Stocks discussed on the in-depth session of Jim Cramer's Mad Money TV Program, Wednesday, November 8.
It's been a year since the election. The markets are way up. And investor sentiment remains positive.
Is this the Trump bump?
Mad Money's Jim Cramer is back in New York City. And in his Wednesday installment, he assessed what has occurred since Donald Trump was elected president.
The S&P 500 has climbed 21% since the November election. That's a good sign for the White House.
But can the Trump Administration take credit?
Cramer also pointed out markets across the globe are up. Japan's Nikkei has jumped 33%. Germany's DAX has grown 22%. And the Hong Kong-based Hang Seng has rocketed 26%. These markets really aren't part of the Trump Bump narrative.
As for stocks?
Among investments considered Trump stocks, which have seen strong gains in the past year, are Boeing (NYSE:BA), which has seen its shares climb 86%. There's also United Rentals (NYSE:URI), up 96%, though Cramer admitted the heavy equipment rental provider may have benefited more from business tied to hurricane recovery.
Other big gainers also aren't likely tied to the Trump story.
The biggest climber in the past year has been Nvidia (NASDAQ:NVDA), which has seen its shares rise 183%. Other big-name tech stocks (yep, more semiconductor names) that have jumped in value include Micron (NASDAQ:MU), up 184%, Lam Research (NASDAQ:LRCX), up 113%, and Applied Materials (NASDAQ:AMAT), up 86%.
If the guy in charge at the top can't take credit, who can?
Cramer said the CEOs of outperforming companies should be attributed with strong Wall Street gains. They're the heroes of the market, he said, adding smart executives who can execute their plans are helping drive shares higher.
Take-Two's Rocket Ship
Shares in video game developer Take-Two Interactive (NASDAQ:TTWO) are at all-time highs. On Wednesday, the company reported fiscal second quarter earnings that blew past estimates.

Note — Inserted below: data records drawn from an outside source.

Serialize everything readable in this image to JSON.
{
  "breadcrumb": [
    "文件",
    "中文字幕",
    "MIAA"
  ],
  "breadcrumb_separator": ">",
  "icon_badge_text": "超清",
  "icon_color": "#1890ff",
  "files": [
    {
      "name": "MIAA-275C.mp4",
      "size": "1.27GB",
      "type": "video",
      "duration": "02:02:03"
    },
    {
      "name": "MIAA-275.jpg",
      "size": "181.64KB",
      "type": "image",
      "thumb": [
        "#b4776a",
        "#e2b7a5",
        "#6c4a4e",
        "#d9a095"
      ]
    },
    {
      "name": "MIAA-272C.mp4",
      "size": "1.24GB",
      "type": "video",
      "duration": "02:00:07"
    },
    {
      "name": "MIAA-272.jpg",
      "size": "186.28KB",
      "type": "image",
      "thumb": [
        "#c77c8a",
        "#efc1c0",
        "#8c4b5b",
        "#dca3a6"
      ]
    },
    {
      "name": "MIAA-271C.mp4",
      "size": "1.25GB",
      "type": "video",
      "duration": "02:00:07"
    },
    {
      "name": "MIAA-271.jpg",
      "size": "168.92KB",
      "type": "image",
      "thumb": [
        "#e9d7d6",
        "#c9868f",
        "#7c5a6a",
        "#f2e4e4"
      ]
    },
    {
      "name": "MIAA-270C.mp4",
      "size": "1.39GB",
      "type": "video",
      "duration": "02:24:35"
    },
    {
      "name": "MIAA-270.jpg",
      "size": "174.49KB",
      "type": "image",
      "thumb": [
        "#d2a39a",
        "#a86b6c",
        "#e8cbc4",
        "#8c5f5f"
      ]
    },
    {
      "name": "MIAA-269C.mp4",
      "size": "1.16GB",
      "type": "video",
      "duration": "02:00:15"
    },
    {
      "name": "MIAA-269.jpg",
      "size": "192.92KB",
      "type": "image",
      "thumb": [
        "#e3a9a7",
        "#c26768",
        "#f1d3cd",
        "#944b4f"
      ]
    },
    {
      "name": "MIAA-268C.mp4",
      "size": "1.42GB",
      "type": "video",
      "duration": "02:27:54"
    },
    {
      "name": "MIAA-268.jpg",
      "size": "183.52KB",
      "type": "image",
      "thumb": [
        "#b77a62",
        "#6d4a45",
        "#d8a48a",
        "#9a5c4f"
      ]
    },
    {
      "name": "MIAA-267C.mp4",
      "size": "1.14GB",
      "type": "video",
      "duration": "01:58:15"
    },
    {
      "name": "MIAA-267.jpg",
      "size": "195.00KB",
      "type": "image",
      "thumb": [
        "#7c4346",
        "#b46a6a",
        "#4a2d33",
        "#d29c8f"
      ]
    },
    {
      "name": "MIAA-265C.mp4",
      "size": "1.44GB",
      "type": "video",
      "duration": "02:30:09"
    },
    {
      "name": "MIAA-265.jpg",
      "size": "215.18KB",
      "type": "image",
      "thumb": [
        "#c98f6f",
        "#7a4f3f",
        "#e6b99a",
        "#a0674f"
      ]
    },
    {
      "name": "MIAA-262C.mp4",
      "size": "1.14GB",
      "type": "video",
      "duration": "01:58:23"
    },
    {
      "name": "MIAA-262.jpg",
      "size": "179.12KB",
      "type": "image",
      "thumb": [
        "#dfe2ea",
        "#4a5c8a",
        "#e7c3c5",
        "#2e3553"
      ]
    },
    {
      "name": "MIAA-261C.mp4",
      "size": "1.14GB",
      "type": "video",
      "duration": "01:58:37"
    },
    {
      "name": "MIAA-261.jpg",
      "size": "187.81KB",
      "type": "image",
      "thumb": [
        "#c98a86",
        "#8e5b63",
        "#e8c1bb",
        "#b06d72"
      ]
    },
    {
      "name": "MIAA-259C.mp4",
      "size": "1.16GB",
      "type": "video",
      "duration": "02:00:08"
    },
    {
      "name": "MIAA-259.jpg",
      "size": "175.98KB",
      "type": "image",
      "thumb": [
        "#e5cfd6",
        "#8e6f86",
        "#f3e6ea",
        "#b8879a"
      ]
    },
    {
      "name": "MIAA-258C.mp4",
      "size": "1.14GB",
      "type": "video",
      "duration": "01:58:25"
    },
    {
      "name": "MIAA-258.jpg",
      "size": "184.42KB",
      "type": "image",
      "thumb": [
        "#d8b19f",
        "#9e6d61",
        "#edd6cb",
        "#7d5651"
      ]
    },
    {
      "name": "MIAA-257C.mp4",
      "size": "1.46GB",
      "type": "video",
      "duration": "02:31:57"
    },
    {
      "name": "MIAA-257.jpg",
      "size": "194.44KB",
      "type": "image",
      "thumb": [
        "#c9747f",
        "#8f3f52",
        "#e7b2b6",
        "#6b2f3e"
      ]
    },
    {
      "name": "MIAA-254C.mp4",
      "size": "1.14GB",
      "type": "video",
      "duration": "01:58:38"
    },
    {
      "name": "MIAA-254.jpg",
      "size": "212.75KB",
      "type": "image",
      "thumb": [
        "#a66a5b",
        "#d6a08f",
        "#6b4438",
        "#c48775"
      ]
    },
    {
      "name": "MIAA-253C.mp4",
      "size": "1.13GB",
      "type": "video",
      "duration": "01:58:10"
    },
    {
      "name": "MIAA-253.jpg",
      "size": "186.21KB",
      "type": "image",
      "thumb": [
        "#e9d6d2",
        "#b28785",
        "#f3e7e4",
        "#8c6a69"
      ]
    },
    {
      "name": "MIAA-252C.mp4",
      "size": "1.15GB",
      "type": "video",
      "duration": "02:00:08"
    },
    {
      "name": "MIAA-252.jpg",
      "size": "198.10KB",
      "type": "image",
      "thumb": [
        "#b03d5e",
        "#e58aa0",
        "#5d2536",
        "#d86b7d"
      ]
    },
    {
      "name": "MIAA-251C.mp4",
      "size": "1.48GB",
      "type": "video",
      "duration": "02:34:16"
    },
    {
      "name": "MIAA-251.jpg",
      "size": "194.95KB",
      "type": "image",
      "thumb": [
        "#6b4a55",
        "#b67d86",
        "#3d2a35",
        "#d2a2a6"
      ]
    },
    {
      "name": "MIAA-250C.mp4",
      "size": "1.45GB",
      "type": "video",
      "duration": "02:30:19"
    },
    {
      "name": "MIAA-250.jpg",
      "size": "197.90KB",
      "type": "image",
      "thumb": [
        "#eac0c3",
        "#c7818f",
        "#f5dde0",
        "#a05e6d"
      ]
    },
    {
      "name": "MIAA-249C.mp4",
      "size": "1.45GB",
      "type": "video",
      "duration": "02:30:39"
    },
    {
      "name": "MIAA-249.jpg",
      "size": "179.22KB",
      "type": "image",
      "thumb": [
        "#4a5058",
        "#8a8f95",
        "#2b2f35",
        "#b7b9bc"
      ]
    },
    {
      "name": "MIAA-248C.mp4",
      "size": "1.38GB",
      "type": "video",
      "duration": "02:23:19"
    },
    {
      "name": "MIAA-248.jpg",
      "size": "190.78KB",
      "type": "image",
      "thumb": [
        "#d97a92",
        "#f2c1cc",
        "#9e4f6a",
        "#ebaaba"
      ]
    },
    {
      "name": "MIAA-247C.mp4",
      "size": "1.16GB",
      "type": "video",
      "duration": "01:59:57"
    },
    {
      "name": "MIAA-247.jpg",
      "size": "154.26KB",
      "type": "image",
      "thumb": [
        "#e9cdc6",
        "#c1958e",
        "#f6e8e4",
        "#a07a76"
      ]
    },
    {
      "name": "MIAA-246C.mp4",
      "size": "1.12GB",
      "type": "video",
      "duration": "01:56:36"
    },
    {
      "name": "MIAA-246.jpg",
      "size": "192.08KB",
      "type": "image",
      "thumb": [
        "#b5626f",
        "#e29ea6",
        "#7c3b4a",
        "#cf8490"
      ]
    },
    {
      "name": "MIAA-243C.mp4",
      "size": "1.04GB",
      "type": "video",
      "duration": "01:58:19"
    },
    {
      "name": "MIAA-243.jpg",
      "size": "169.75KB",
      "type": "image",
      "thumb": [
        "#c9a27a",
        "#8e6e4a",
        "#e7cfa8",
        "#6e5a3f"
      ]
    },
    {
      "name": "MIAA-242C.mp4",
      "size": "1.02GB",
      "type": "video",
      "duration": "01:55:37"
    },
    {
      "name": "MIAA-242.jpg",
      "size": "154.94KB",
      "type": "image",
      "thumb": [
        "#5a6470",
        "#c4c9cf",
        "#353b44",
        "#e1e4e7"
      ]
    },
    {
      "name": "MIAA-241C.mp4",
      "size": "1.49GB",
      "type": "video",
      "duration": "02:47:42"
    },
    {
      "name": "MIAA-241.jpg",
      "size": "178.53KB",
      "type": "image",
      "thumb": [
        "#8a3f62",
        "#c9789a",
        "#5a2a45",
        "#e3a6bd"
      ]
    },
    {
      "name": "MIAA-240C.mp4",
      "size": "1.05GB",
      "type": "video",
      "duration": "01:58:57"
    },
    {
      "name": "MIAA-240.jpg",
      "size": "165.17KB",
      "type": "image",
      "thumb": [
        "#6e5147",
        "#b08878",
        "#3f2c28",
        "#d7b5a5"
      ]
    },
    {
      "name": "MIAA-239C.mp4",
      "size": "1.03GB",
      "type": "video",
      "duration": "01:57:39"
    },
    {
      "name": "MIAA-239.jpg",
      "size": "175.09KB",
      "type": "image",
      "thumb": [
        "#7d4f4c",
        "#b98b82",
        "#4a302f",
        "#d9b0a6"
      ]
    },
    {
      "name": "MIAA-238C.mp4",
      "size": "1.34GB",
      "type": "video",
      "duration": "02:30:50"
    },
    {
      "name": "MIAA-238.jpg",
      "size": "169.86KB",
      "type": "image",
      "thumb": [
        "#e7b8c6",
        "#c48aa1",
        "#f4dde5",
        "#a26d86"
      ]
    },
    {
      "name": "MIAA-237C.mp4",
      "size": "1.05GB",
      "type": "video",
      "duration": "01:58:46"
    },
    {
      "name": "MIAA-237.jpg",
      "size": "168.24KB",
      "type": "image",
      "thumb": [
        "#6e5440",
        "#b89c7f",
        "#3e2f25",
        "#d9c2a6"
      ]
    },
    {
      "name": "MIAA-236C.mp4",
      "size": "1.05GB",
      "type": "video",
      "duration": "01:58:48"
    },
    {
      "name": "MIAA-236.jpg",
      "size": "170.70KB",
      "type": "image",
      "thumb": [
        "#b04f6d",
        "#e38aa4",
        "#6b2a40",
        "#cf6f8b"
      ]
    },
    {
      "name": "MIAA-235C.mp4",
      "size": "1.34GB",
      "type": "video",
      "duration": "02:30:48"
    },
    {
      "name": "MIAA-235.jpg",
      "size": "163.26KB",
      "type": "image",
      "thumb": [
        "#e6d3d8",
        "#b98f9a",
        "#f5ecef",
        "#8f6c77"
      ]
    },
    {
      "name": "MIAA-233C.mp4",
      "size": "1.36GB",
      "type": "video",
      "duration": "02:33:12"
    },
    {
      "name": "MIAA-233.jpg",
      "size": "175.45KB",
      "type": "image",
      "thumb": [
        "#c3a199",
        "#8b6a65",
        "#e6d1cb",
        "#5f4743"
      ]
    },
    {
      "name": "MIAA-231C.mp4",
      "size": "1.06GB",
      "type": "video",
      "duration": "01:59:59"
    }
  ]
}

And the stock is up 115% year-to-date.
It may only get better for the company given key titles coming out in 2018, CEO Strauss Zelnick said.
The gaming business is the fastest-growing part of the entertainment business, he said, "so we think there's a lot of room for growth."
Take-Two expects its installed base to grow to 140 million within two years.
No Love For Zebra Technologies?
Cramer also hosted Anders Gustafsson, CEO of Zebra Technologies (NASDAQ:ZBRA). Shares in the provider of barcode scanners, smart packs and other hardware and technology are down, despite a strong quarterly report that beat on both the top and bottom lines.
Despite struggles in retail, the sector continues to be a key vertical for Zebra, Gustafsson said. The company also is benefiting from growth in healthcare.
Gustafsson said he expects the company to continue strengthening since its customers continue to invest in technology.
Cramer took aim at Snap (NYSE:SNAP), which delivered third quarter earnings that disappointed a lot of investors.
Among Cramer's criticisms is the appearance that business is slowing. There also was a $39 million charge related to struggles with Spectacles. And he was critical of Snap's plan for a complete re-design. The 10% stake Tencent (OTCPK:TCEHY) took in Snap also didn't impress the Mad Money host.
Cramer told viewers "there's nothing to gain from investing in Snap."
Calls Taken By Cramer
Mazor Robotics (NASDAQ:MZOR): "The stock is good."
Dick's Sporting Goods (NYSE:DKS): "Nothing but pain going forward."